Correct option is B
The process of hypothesis testing in statistics follows a logical and sequential procedure:
C – State the null and alternative hypothesis: Begin by clearly stating the null hypothesis (H0) and alternative hypothesis (H1). This forms the foundation of hypothesis testing.
D – State the level of significance (α): Decide on the risk level for rejecting a true null hypothesis, typically 0.05 or 5%.
B – Establish the critical or rejection region: Based on α and the type of test (one-tailed or two-tailed), determine the threshold values beyond which H0 will be rejected.
A – Select a suitable test statistic: Choose the correct statistical test (e.g., z-test, t-test, chi-square) depending on data type, sample size, and variance knowledge.
E – Formulate a decision rule: Use the test statistic and critical region to form a decision rule that tells whether to reject or fail to reject the null hypothesis.
This sequence ensures that hypothesis testing is done systematically, maintaining the integrity and reliability of statistical inference.
Information Booster:
Hypothesis testing is central to inferential statistics, allowing researchers to draw conclusions about populations using sample data.

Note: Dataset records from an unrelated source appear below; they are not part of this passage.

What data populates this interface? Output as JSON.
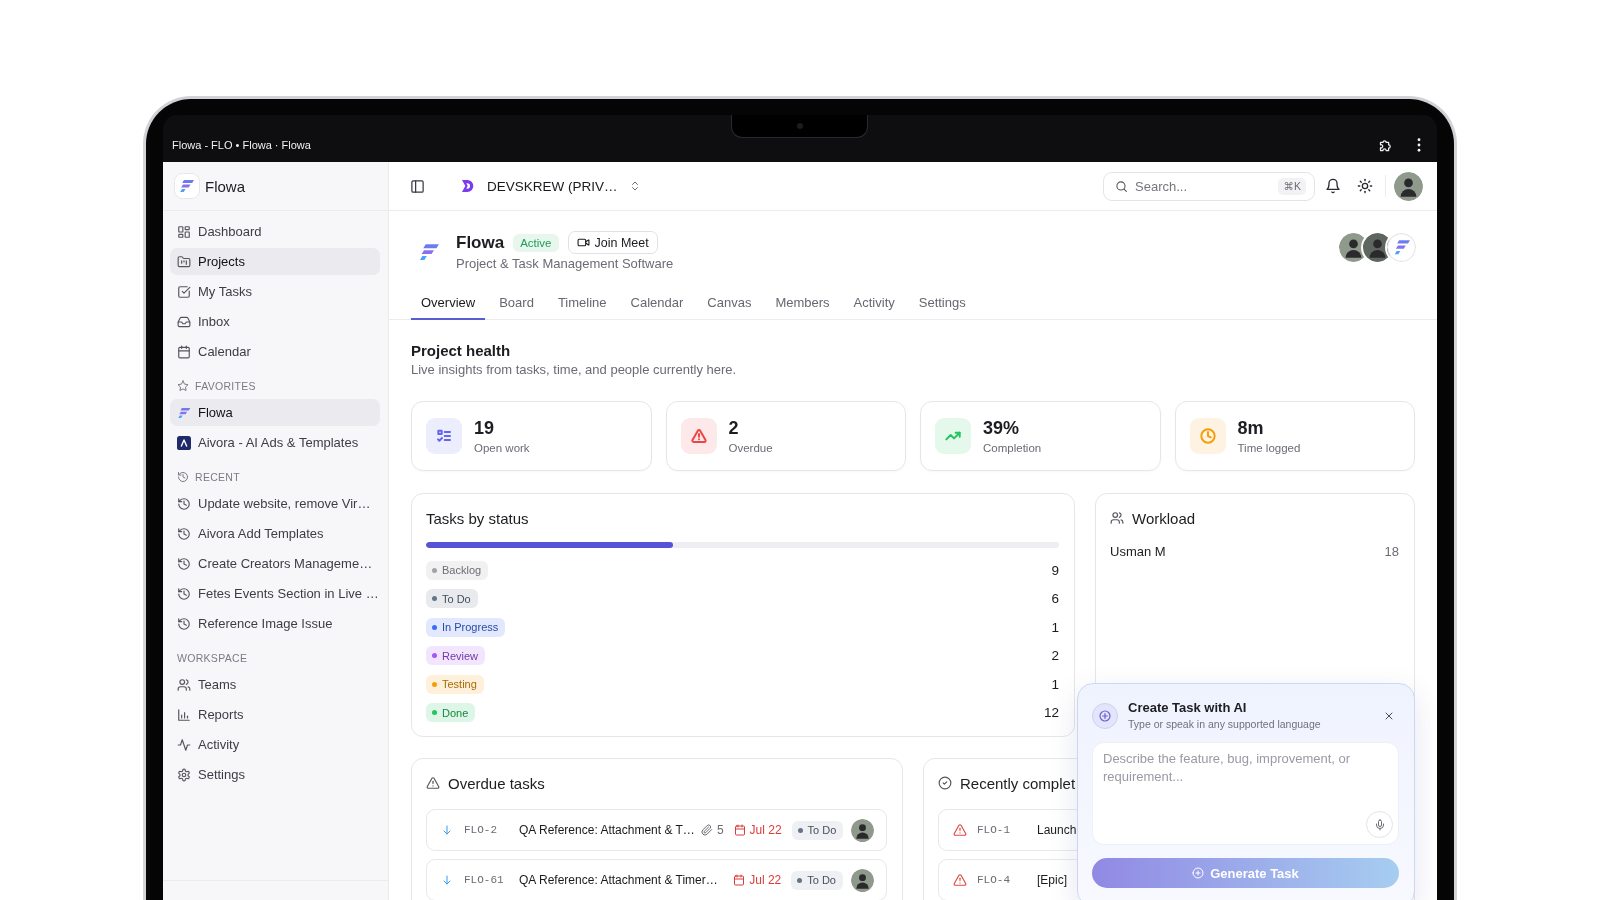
{
  "browser": {
    "title": "Flowa - FLO • Flowa · Flowa"
  },
  "sidebar": {
    "brand": "Flowa",
    "nav": [
      {
        "label": "Dashboard",
        "selected": false
      },
      {
        "label": "Projects",
        "selected": true
      },
      {
        "label": "My Tasks",
        "selected": false
      },
      {
        "label": "Inbox",
        "selected": false
      },
      {
        "label": "Calendar",
        "selected": false
      }
    ],
    "favorites": {
      "heading": "FAVORITES",
      "items": [
        {
          "label": "Flowa",
          "selected": true
        },
        {
          "label": "Aivora - AI Ads & Templates",
          "selected": false
        }
      ]
    },
    "recent": {
      "heading": "RECENT",
      "items": [
        {
          "label": "Update website, remove Vir…",
          "selected": false
        },
        {
          "label": "Aivora Add Templates",
          "selected": false
        },
        {
          "label": "Create Creators Manageme…",
          "selected": false
        },
        {
          "label": "Fetes Events Section in Live …",
          "selected": false
        },
        {
          "label": "Reference Image Issue",
          "selected": false
        }
      ]
    },
    "workspace": {
      "heading": "WORKSPACE",
      "items": [
        {
          "label": "Teams",
          "selected": false
        },
        {
          "label": "Reports",
          "selected": false
        },
        {
          "label": "Activity",
          "selected": false
        },
        {
          "label": "Settings",
          "selected": false
        }
      ]
    }
  },
  "topbar": {
    "workspace": "DEVSKREW (PRIV…",
    "search": {
      "placeholder": "Search...",
      "shortcut": "⌘K"
    }
  },
  "project": {
    "name": "Flowa",
    "status": "Active",
    "meet_button": "Join Meet",
    "description": "Project & Task Management Software"
  },
  "tabs": [
    {
      "label": "Overview",
      "selected": true
    },
    {
      "label": "Board",
      "selected": false
    },
    {
      "label": "Timeline",
      "selected": false
    },
    {
      "label": "Calendar",
      "selected": false
    },
    {
      "label": "Canvas",
      "selected": false
    },
    {
      "label": "Members",
      "selected": false
    },
    {
      "label": "Activity",
      "selected": false
    },
    {
      "label": "Settings",
      "selected": false
    }
  ],
  "health": {
    "title": "Project health",
    "subtitle": "Live insights from tasks, time, and people currently here.",
    "stats": [
      {
        "value": "19",
        "label": "Open work",
        "color": "#6366f1"
      },
      {
        "value": "2",
        "label": "Overdue",
        "color": "#ef4444"
      },
      {
        "value": "39%",
        "label": "Completion",
        "color": "#22c55e"
      },
      {
        "value": "8m",
        "label": "Time logged",
        "color": "#f59e0b"
      }
    ]
  },
  "tasks_by_status": {
    "title": "Tasks by status",
    "progress": {
      "level": 0.39
    },
    "statuses": [
      {
        "label": "Backlog",
        "count": "9",
        "color": "#a1a1aa"
      },
      {
        "label": "To Do",
        "count": "6",
        "color": "#64748b"
      },
      {
        "label": "In Progress",
        "count": "1",
        "color": "#3b6ef5"
      },
      {
        "label": "Review",
        "count": "2",
        "color": "#a855f7"
      },
      {
        "label": "Testing",
        "count": "1",
        "color": "#f59e0b"
      },
      {
        "label": "Done",
        "count": "12",
        "color": "#22c55e"
      }
    ]
  },
  "workload": {
    "title": "Workload",
    "rows": [
      {
        "name": "Usman M",
        "count": "18"
      }
    ]
  },
  "overdue": {
    "title": "Overdue tasks",
    "tasks": [
      {
        "key": "FLO-2",
        "title": "QA Reference: Attachment & T…",
        "attachments": "5",
        "due": "Jul 22",
        "status": "To Do"
      },
      {
        "key": "FLO-61",
        "title": "QA Reference: Attachment & Timer…",
        "due": "Jul 22",
        "status": "To Do"
      }
    ]
  },
  "recently_completed": {
    "title": "Recently complet",
    "tasks": [
      {
        "key": "FLO-1",
        "title": "Launch"
      },
      {
        "key": "FLO-4",
        "title": "[Epic]"
      }
    ]
  },
  "ai_panel": {
    "title": "Create Task with AI",
    "subtitle": "Type or speak in any supported language",
    "placeholder": "Describe the feature, bug, improvement, or requirement...",
    "button": "Generate Task"
  }
}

The null hypothesis (H₀) usually indicates no effect or no difference.
The alternative hypothesis (H₁) reflects the research claim.
The level of significance (α) controls Type I Error, the probability of rejecting a true null hypothesis.
The critical region is derived from α and determines boundaries for decision-making.
Test statistics (e.g., t, z, F, χ²) are chosen based on sample size, variance, and distribution assumptions.
The final decision rule compares the computed statistic with the critical value to accept or reject H₀.